As health care continues to be a focal point of the current national discussion, it is important to remember the real bottom line: the patient. Political rhetoric aside, both sides of the aisle can agree that patients deserve the best possible care our nation can provide.

However, lack of oversight and program integrity can lead to unintended consequences and abuse of government programs. This is certainly true as it relates to uninsured, indigent patients accessing high quality health care.

Hospitals have been found to be abusing the 340B Drug Discount Program—often referred to simply as 340B—which was designed to help these patients access medicines at a discounted price. As I wrote in May, the 340B program was originally designed to target discount pharmaceuticals to uninsured, underinsured, and indigent populations.

Despite this mission, a report released around the time of that article indicated that the good intentions of this initiative were being steadily compromised by hospitals that provide little to no charity care and are simply using the discounts they receive on medications as a source of revenue instead of passing those savings along to vulnerable patients. That report showed that roughly a quarter of 340B hospitals spend less than one percent of their total costs on charity care. This fact alone is enough to justify a thorough review of the program.

A new report has shown that there remain additional forms of abuse in the 340B program.  This report shows that hospitals are increasingly finding a new partner in deriving revenue from the program. Chain, for-profit pharmacies are reaping financial rewards by failing to pass along the benefits received to low-income patients.

Prior to 2010, entities participating in the 340B program were allowed to contract with one outside pharmacy in an effort to ease access for patients. In 2010, however, the Health Resources and Services Administration (HRSA) issued updated guidance that removed any restrictions for covered entities to contract with pharmacies to provide patients with 340B medicine. The goal of this provision was to ensure underserved patients could easily access discount medications through their local pharmacy, rather than having to return to the hospital.  The unfortunate reality however, is that the patients the program is designed to help often do not receive the discount on medications since they are not identified at the “point of sale.”

When a patient goes to the pharmacy to pick up a prescription, data in the study indicates that neither party is aware the transaction is covered by 340B. Therefore the patient pays the full price for the medications at the time of the transaction and leaves the pharmacy. Afterwards, the pharmacy and the hospital with which it contracts on 340B split the difference in costs, pocketing the “spread” between what the pharmacy paid for the discounted medications and what the customer paid at the point of sale. Essentially, the hospital and pharmacy sell discounted medications at full price and keep the difference, making a tidy profit on the back of the low-income patient.

There are currently 30,000 contract pharmacy arrangements, three times more than HRSA anticipated in 2010. To put that number in perspective, one in four pharmacies is now a 340B entity and most are large, for-profit pharmacy chains.

More disturbing is that this extensive expansion of enrolled entities isn’t translating to increased access for patients.

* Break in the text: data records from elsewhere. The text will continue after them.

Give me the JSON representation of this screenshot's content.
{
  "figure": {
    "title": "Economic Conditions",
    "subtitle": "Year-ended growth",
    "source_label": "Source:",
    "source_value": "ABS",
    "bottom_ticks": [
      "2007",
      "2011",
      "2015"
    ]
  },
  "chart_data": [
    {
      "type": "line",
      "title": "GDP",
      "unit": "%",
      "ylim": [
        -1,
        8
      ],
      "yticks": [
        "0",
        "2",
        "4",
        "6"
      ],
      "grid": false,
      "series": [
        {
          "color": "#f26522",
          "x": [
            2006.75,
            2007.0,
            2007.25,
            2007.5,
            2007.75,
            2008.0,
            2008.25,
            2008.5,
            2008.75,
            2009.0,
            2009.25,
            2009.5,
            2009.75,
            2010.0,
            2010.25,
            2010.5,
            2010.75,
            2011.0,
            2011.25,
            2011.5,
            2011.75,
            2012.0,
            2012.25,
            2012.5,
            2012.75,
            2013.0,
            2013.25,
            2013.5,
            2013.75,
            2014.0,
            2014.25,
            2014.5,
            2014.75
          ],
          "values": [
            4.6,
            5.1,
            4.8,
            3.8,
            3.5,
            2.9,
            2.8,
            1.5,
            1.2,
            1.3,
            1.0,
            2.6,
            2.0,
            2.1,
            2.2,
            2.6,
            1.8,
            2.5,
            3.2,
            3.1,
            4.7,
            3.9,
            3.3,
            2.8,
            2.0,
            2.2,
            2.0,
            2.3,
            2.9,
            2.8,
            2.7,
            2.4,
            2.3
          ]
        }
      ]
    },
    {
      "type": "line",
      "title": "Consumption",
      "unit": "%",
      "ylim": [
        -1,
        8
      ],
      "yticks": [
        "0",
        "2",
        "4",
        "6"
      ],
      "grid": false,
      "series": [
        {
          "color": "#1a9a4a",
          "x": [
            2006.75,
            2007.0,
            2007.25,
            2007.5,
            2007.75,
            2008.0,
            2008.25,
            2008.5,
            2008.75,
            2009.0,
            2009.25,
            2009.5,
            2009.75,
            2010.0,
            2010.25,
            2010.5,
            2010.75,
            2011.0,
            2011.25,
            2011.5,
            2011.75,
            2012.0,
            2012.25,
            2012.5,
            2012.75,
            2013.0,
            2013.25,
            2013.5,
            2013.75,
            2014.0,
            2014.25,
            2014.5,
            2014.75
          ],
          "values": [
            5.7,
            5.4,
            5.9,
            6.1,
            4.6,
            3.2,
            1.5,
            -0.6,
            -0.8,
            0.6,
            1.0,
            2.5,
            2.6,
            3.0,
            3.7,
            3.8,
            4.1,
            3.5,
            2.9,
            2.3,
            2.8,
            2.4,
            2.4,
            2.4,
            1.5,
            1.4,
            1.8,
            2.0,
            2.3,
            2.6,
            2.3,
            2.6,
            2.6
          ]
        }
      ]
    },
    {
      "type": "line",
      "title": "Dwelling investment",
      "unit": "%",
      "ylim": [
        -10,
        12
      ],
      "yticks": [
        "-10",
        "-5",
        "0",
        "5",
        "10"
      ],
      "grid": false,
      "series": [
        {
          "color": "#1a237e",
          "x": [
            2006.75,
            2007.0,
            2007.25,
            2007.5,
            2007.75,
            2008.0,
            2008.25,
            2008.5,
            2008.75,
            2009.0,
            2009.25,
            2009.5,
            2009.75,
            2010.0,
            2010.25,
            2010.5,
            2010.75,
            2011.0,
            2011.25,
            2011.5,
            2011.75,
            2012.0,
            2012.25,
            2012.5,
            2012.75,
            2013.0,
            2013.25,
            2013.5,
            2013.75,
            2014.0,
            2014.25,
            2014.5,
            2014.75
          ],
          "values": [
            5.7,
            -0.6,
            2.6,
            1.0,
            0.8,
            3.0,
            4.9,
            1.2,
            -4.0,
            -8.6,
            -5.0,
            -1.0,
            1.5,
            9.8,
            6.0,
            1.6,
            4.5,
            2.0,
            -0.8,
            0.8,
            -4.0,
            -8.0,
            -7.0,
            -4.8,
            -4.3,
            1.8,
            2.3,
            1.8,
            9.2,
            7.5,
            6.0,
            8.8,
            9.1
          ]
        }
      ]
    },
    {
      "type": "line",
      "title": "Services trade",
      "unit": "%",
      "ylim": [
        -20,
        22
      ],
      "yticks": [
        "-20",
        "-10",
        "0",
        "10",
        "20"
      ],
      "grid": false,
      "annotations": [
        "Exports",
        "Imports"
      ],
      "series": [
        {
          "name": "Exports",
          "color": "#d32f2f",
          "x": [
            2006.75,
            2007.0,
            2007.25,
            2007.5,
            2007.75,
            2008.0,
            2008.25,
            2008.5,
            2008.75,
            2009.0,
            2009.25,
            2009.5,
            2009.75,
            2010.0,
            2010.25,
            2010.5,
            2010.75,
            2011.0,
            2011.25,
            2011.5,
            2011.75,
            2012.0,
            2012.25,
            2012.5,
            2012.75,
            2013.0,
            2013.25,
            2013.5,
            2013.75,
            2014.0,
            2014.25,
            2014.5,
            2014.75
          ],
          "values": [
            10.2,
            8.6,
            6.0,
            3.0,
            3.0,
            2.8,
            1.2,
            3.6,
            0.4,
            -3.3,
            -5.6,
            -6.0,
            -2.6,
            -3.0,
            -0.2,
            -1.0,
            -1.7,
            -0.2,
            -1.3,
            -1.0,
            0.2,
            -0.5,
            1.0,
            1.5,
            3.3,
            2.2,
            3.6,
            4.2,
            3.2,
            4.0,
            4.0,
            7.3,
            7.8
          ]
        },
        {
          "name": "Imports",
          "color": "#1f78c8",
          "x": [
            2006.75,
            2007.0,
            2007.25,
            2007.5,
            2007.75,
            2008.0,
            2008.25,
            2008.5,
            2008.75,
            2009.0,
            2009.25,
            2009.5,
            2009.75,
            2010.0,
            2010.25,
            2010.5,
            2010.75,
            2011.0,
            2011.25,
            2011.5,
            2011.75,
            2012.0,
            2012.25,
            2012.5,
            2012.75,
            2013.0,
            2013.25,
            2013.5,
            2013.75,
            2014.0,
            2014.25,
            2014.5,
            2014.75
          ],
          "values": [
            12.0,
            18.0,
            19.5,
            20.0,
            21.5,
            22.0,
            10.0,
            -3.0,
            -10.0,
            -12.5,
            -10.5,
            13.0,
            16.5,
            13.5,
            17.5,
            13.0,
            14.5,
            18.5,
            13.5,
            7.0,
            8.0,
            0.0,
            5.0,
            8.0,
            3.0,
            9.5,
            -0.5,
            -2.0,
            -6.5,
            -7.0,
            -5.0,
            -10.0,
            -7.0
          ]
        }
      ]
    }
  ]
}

Of the 1,050 contract pharmacies studied in the recent report, only 16 are located in low income neighborhoods with large populations of vulnerable patients. As the study states, “The information about where contract pharmacies are located, combined with indications from the OIG report that many 340B entities are not providing discounts to uninsured patients, adds to the evidence that the contract pharmacy program has, in practice, been structured by many covered entities to emphasize the generation of profits by buying drugs at a government-controlled price, and reselling them at a higher price rather than improving access for vulnerable patients facing barriers to obtaining medicines.”

This problem is particularly pronounced in California. For example, of the 33 contract pharmacies associated with the University of California Davis Medical Center, only one is located in a low-income neighborhood. Not a single one of the Santa Ana area contract pharmacies are located in low-income areas. Without proper eligibility requirements, the meteoric rise in participating entities has done nothing to further the original intent of a once-beneficial program.

340B is an important program and has enormous potential to help patients access necessary treatments. When implemented properly, it aligns with the thinking that health care is a right regardless of income and is a valuable tool in breaking down barriers to access.

Shifting the focus back to its original purpose would serve as an example of successful health policy that attends to the needs of those among us who need our help the most. Today, patients are falling victim to a system that places profits over helping them live healthy, productive lives.

In short, we can do better than this.